Multiple Vulnerabilities in Google Android Could Allow for Remote Code Execution

ITS Advisory Number: 
2015-162
Date(s) Issued: 
Wednesday, December 30, 2015
Subject: 
Multiple Vulnerabilities in Google Android Could Allow for Remote Code Execution
Overview: 

Multiple vulnerabilities have been discovered in Google Android which could allow for remote code execution. Android is an operating system developed by Google for mobile devices including, but not limited to phones, tablets, and watches. These vulnerabilities can be exploited if a user visits or is redirected to a specially crafted webpage or opens a specially crafted file, including an email attachment.

Successful exploitation could result in an attacker gaining the same privileges as the logged on user, remote code execution within the context of the application, or bypassing security restrictions. Failed attacks may cause a denial of service condition within the targeted delivery method. Depending on the privileges associated with the user, an attacker may install applications, view, change, or delete data or create new accounts with full user rights.

Systems Affected: 
  • Android versions 6.0 and prior

RISK
GOVERNMENT
Large and medium government entities: 
High
Small government entities: 
High
BUSINESS
Large and medium business entities: 
High
Small business entities: 
High
Home Users: 
High
Description: 

Google's Android OS is prone to multiple vulnerabilities, which could allow for remote code execution. The vulnerabilities are as follows:

  • Mediaserver is vulnerable to memory corruption and remote code execution when processing a specially crafted media or data file (CVE-2015-6616).
  • Skia is vulnerable to memory corruption and remote code execution in a privileged process when processing a specially crafted media file (CVE-2015-6617).
  • The kernel is vulnerable to a privilege escalation vulnerability that could enable a local malicious application to execute arbitrary code within the device root context (CVE-2015-6619).
  • libstagefright is vulnerable to local arbitrary code execution within the context of the mediaserver service (CVE-2015-6620).
  • SystemUI is vulnerable to a privilege escalation via executing a task when setting an alarm using the clock application (CVE-2015-6621).
  • Native Frameworks Library is vulnerable to a security bypass (CVE-2015-6622).
  • Wi-Fi is vulnerable to local arbitrary code execution within the context of an elevated system service (CVE-2015-6623).
  • System Server is vulnerable to a privilege escalation vulnerability which could enable a local malicious application to gain access to service related information (CVE-2015-6624).
  • System Server is vulnerable to a privilege escalation vulnerability which could enable a local malicious application to gain access to Wi-Fi service related information (CVE-2015-6625).
  • libstagefright is vulnerable to a security bypass vulnerability when communicating with mediaserver (CVE-2015-6626, CVE-2015-6631, CVE-2015-6632).
  • Audio is vulnerable to an information disclosure when processing a specially crafted file (CVE-2015-6627).
  • Media Framework is vulnerable to a security bypass vulnerability when communicating with mediaserver (CVE-2015-6628).
  • Wi-Fi is vulnerable to an information disclosure (CVE-2015-6629).
  • SystemUI to an information disclosure which could enable a local malicious application to gain access to screenshots (CVE-2015-6630).

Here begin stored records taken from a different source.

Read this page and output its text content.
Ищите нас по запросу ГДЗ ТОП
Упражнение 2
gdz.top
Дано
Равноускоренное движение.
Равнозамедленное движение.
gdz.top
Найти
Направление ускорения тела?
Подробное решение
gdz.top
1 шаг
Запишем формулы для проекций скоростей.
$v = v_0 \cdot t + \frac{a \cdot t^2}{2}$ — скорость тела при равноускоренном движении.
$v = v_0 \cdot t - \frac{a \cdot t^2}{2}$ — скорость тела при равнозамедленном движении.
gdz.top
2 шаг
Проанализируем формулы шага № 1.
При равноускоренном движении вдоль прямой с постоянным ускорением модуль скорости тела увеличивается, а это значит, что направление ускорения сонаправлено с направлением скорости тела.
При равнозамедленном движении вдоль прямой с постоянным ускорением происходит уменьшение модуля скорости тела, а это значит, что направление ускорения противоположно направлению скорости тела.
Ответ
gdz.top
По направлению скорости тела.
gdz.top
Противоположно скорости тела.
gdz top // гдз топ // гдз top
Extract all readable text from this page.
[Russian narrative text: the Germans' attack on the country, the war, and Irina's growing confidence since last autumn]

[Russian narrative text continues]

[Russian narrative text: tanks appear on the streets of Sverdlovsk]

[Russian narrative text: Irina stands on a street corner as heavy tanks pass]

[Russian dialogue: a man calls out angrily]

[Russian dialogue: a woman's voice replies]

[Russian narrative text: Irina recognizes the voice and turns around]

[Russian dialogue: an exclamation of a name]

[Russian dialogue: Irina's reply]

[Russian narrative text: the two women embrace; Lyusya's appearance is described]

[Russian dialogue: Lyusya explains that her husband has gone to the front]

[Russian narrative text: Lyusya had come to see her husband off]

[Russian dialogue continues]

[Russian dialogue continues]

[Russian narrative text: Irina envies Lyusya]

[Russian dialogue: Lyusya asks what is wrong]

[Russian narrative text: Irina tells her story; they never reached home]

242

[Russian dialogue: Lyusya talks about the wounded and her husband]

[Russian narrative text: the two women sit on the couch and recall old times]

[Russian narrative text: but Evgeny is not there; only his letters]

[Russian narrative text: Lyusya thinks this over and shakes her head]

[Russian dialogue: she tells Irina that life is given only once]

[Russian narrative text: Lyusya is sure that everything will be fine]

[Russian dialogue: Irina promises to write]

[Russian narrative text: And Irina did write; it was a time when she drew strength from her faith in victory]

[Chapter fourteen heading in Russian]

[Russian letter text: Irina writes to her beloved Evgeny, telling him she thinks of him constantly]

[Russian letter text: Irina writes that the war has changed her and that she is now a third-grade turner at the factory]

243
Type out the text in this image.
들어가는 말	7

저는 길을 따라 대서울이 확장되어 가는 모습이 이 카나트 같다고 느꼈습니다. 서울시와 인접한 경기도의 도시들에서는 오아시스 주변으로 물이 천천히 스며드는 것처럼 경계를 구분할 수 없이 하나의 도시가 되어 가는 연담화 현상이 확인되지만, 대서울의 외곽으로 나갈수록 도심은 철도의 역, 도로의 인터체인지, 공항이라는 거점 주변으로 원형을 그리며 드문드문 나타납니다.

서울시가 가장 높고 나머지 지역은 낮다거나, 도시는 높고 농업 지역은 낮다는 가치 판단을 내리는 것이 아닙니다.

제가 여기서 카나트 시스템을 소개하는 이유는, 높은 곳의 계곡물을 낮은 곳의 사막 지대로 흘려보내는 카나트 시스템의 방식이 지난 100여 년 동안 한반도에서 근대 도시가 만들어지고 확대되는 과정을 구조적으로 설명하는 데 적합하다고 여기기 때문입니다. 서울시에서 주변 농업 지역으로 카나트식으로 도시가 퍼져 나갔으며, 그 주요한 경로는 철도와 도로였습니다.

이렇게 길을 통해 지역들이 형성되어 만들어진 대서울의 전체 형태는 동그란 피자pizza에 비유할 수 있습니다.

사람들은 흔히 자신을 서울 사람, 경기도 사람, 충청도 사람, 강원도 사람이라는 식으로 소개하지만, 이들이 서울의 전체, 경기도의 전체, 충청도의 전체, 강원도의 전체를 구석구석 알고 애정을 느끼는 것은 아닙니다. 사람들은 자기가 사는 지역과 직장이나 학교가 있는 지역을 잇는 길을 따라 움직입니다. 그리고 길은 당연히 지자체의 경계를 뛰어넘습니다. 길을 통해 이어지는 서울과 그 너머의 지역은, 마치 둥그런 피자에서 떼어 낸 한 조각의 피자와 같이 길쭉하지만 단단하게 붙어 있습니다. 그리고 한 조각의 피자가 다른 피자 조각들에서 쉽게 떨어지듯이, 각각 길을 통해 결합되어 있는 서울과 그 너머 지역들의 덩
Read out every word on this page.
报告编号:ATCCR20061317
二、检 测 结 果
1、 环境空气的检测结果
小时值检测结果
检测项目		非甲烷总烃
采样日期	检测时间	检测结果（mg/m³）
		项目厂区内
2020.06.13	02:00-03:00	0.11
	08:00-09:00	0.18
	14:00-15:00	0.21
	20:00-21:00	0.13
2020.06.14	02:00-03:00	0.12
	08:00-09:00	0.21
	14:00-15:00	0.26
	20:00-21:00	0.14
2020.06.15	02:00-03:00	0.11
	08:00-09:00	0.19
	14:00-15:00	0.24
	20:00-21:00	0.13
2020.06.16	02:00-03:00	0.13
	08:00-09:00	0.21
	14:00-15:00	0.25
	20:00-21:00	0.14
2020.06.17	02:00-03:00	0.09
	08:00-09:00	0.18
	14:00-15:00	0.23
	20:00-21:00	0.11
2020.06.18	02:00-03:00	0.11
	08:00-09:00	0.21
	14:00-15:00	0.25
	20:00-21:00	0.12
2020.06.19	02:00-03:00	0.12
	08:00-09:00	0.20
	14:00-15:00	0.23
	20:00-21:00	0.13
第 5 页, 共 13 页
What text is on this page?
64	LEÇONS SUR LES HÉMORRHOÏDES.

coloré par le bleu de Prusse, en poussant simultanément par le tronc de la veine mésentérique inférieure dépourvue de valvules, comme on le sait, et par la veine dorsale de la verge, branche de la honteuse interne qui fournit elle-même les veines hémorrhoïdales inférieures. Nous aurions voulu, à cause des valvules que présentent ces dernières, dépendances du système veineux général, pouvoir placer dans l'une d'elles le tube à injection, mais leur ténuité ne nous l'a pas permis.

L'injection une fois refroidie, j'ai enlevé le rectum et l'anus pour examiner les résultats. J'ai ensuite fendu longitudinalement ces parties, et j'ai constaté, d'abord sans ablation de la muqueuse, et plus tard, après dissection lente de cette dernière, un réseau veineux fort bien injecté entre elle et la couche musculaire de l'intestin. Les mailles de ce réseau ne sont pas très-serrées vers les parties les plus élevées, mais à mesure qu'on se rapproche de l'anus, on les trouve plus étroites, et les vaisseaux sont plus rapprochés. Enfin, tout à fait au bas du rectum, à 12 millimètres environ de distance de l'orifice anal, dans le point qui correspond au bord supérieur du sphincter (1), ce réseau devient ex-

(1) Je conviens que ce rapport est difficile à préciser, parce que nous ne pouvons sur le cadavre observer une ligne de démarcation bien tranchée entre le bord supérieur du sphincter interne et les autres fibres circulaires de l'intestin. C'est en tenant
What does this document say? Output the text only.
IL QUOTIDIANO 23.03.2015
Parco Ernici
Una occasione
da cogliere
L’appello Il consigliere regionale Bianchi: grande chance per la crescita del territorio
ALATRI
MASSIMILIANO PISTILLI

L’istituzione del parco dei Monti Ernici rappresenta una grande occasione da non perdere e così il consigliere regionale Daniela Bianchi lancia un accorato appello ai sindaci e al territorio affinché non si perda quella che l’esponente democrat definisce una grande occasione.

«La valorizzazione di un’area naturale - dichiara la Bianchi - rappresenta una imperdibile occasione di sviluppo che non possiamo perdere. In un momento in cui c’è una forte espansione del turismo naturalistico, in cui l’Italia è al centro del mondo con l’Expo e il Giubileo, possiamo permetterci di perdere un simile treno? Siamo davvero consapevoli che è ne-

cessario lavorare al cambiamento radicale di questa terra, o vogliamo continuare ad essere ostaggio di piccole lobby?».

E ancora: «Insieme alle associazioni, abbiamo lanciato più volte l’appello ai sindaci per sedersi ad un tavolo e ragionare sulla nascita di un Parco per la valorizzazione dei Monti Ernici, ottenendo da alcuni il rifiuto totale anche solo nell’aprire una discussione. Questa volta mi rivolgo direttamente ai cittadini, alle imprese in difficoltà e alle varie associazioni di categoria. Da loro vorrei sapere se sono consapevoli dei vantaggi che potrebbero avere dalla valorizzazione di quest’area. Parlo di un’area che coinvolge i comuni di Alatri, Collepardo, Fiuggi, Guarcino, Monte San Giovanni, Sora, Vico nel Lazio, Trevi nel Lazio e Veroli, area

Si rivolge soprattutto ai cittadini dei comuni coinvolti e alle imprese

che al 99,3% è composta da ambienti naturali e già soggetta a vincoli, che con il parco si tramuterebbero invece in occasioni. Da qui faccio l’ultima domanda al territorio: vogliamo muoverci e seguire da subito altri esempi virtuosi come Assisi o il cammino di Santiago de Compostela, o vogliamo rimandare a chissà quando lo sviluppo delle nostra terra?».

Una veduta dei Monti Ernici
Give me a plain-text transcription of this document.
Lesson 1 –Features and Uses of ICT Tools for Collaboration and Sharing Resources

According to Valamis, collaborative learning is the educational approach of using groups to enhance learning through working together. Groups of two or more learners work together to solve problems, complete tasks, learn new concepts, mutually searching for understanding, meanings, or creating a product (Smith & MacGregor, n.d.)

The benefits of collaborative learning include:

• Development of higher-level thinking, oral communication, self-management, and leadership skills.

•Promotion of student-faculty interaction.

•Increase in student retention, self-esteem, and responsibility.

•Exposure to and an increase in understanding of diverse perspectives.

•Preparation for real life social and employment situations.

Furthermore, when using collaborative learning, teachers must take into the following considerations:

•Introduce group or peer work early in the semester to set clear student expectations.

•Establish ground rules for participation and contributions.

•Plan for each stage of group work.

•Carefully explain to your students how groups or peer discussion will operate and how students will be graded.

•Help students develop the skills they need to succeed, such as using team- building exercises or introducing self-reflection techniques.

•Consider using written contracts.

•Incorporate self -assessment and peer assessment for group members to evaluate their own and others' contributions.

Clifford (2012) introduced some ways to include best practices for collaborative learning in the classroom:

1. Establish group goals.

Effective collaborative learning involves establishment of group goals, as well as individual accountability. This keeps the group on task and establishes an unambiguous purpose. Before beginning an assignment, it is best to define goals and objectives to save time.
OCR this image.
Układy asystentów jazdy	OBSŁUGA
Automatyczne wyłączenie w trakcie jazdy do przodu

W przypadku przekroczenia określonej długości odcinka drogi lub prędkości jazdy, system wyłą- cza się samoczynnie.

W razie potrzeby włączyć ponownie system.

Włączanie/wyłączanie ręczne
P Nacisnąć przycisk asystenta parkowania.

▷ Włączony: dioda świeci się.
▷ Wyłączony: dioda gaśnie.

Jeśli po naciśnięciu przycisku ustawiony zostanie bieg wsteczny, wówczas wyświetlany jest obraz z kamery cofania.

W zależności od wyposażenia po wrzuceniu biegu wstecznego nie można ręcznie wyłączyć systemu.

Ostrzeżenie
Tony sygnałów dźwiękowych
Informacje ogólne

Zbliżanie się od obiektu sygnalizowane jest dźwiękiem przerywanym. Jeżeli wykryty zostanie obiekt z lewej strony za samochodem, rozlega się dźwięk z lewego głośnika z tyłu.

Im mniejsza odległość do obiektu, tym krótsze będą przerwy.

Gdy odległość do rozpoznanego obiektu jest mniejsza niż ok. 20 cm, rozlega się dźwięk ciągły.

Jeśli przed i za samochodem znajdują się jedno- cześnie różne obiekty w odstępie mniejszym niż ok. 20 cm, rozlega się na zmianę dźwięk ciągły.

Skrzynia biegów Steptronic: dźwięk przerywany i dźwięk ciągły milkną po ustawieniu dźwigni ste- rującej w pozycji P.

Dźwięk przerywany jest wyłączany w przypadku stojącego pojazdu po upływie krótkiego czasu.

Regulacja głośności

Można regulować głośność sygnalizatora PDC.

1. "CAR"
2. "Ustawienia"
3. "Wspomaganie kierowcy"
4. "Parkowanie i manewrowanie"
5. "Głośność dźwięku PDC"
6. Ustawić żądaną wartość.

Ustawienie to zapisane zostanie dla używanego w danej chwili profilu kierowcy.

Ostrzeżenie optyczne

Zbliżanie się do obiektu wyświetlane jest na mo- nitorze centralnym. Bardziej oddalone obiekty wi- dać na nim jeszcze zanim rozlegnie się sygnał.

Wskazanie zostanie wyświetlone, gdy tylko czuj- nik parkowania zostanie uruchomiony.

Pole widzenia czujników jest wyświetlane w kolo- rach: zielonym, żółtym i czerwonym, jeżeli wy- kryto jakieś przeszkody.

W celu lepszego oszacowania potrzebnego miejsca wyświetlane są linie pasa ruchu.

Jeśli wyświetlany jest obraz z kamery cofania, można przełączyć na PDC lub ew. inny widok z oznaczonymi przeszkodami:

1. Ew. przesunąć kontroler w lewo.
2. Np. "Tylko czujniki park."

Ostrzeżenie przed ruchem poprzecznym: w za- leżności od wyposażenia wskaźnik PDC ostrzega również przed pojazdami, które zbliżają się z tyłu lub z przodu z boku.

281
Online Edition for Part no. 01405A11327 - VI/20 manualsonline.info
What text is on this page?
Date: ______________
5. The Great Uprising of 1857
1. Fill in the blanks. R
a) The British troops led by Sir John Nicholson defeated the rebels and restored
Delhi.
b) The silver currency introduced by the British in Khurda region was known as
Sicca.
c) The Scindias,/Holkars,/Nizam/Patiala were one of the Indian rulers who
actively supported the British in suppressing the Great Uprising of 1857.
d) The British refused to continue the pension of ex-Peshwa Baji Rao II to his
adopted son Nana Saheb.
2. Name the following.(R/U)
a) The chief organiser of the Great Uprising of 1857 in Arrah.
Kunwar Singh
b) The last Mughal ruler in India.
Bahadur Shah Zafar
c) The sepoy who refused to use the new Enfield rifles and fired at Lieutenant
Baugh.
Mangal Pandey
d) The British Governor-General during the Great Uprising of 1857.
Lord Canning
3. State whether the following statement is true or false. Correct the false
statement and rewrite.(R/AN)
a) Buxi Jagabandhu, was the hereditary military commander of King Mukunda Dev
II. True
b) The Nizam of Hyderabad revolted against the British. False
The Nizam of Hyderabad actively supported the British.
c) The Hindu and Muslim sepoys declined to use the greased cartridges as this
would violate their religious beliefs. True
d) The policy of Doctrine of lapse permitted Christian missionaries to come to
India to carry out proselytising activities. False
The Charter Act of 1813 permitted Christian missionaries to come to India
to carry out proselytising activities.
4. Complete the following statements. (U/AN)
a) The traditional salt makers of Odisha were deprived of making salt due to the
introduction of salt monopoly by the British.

Successful exploitation could result in an attacker gaining the same privileges as the logged on user, remote code execution within the context of the application, or bypassing security restrictions. Failed attacks may cause a denial of service condition within the targeted delivery method. Depending on the privileges associated with the user an attacker may install applications, view, change, or delete data, or create new accounts with full user rights.

Actions: 
  • Android users should patch the device immediately after receiving the update notification from the device's carrier.
  • Try contacting your device vendor to determine when a patch will be available, and to urge them to patch as soon as possible.
  • If supported by your messaging apps, change the settings to prevent the device from automatically retrieving MMS messages and to block messages from unknown senders. If your app does not support either of these functionalities, consider switching to a messaging app that does.
  • Consider changing the default messaging application to one that has been patched and is no longer vulnerable to Stagefright.